There's lots of talk of the dangers of AI becoming dangerous to humanity in itself but the far bigger present danger the use of this AI by humans. The speed at which we are developing the ability to target/kill massively more efficiently is breathtaking. Humans will increasingly not be involved in the individual decisions, it will be autonomous.
The current war are a testing and breeding ground for what is coming soon if we can't get off the path of war instead of law.
I doubt that automated AI weapons will be any worse than dumb weapons in that regard, which carries obscene costs in civilian lives.
Dumb weapons and anti-personnel mines are a good case study for where automated drones weapons are headed. Even though out 8 out 10 dead from anti-personnel mines are civilians, the US, China and Russia has never been signatories on the Ottawa convention that bans their use, and Russia in particular uses them prolifically. As the world grows increasingly unstable, the outcome has been for nations to withdraw from the Ottawa convention, especially countries bordering Russia.
The same will be the case for automated weapons and in particular drone warfare. As they are deployed, nations will respond to their use by adopting them. First the countries attacked by such weapons, then nations who feel threatened and then it will cascade to everyone else as it becomes the reality of warfare.
The only possible way to do something about that is for the world to become more stable and for diplomacy to be predictable and respected, so that conventions are possible. This is not the direction the world is headed in, and I see no reason to believe that this trajectory will change. The general ideological consensus now is that since diplomacy is often flawed, it is therefore worthless. Thus the political reality is that kids getting blown up is seen as the hawks as acceptable and by the doves as inevitable, and both are content with that as long as some dude on Twitter affirms that it is everyone else who are wrong.

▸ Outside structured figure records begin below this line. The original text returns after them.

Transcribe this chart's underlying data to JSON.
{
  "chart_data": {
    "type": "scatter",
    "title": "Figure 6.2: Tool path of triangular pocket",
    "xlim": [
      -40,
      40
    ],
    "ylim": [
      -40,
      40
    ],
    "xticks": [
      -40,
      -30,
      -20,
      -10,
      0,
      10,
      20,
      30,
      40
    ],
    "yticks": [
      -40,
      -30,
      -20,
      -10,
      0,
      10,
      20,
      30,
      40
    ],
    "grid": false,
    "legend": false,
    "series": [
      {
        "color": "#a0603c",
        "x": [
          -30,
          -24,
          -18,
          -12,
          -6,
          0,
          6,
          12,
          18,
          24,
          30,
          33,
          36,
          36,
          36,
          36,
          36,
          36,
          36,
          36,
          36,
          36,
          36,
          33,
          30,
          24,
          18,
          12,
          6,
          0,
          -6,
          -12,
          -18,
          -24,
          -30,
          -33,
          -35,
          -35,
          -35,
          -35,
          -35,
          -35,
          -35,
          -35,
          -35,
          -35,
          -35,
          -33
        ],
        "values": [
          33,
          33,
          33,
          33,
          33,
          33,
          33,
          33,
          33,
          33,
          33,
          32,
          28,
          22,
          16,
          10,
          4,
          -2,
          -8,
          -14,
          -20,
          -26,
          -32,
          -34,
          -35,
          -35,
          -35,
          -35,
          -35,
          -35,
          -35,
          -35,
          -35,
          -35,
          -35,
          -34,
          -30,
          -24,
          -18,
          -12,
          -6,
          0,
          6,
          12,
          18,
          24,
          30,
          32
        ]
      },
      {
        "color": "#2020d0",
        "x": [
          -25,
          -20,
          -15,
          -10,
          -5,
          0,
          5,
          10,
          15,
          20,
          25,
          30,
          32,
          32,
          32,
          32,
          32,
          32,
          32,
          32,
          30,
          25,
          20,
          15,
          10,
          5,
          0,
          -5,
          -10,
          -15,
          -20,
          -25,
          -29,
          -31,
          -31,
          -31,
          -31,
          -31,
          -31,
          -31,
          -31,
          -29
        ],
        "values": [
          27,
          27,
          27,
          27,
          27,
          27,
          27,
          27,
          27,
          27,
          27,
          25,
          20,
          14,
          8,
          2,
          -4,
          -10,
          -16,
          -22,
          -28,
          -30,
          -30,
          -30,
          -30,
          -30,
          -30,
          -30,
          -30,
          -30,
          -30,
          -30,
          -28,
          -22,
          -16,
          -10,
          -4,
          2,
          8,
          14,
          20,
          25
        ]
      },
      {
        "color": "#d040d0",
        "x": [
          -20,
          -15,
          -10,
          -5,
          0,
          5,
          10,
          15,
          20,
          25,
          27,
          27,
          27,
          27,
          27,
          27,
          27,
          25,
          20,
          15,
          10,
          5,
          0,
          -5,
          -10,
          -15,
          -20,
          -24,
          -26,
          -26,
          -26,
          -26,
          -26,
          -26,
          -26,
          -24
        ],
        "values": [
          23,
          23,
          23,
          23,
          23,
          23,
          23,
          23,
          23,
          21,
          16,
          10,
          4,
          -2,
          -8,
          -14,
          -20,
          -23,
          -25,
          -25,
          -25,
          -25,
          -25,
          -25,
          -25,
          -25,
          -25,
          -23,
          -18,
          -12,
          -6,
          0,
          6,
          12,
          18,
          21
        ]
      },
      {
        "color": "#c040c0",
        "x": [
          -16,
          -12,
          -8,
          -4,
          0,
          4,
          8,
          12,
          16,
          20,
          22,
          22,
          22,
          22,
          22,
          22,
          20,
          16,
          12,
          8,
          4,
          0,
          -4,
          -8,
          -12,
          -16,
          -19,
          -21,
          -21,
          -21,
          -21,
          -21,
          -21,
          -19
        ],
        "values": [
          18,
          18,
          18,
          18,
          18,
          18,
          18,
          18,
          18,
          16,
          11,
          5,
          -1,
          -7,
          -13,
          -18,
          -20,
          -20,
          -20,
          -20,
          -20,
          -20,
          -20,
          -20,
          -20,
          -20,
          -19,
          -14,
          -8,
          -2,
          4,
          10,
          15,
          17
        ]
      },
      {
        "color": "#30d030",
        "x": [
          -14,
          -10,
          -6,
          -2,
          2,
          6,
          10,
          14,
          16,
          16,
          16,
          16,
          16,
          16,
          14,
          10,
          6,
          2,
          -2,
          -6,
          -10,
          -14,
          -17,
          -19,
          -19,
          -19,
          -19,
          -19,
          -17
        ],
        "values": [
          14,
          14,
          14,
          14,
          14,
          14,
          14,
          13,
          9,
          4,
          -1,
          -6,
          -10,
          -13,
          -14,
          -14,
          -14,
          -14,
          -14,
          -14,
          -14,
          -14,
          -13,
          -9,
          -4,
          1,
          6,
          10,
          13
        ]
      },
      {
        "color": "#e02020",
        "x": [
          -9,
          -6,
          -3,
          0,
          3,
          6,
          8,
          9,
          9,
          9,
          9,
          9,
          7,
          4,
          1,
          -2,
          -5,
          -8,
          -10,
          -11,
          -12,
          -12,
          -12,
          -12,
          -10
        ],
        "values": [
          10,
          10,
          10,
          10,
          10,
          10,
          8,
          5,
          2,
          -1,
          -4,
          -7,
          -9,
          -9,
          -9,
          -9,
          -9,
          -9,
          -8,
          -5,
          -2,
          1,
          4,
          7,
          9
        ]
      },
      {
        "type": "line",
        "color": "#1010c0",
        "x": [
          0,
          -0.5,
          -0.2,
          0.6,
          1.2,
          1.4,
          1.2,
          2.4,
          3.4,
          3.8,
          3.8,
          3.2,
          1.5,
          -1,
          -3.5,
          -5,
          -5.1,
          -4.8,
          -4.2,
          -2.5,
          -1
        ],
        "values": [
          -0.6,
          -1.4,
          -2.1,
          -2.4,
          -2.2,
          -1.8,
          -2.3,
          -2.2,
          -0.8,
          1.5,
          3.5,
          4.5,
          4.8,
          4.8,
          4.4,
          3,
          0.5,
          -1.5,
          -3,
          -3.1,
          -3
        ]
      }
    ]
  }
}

It's the efficiency that goes up dramatically. AI targeting and attacking with no human in the loop is orders of magnitude faster. Drones as we know them are just the start, AI controlled robots are not sci fi anymore. Not just human like bipeds, there's dog like, and smaller and bigger. It's all becoming real now. Still primitive and almost entirely human controlled which is a severe constraint that will be lifted. The pace of change is so rapid. Sure everyone will adopt it but that doesn't mean it's not far more deadly and destructive.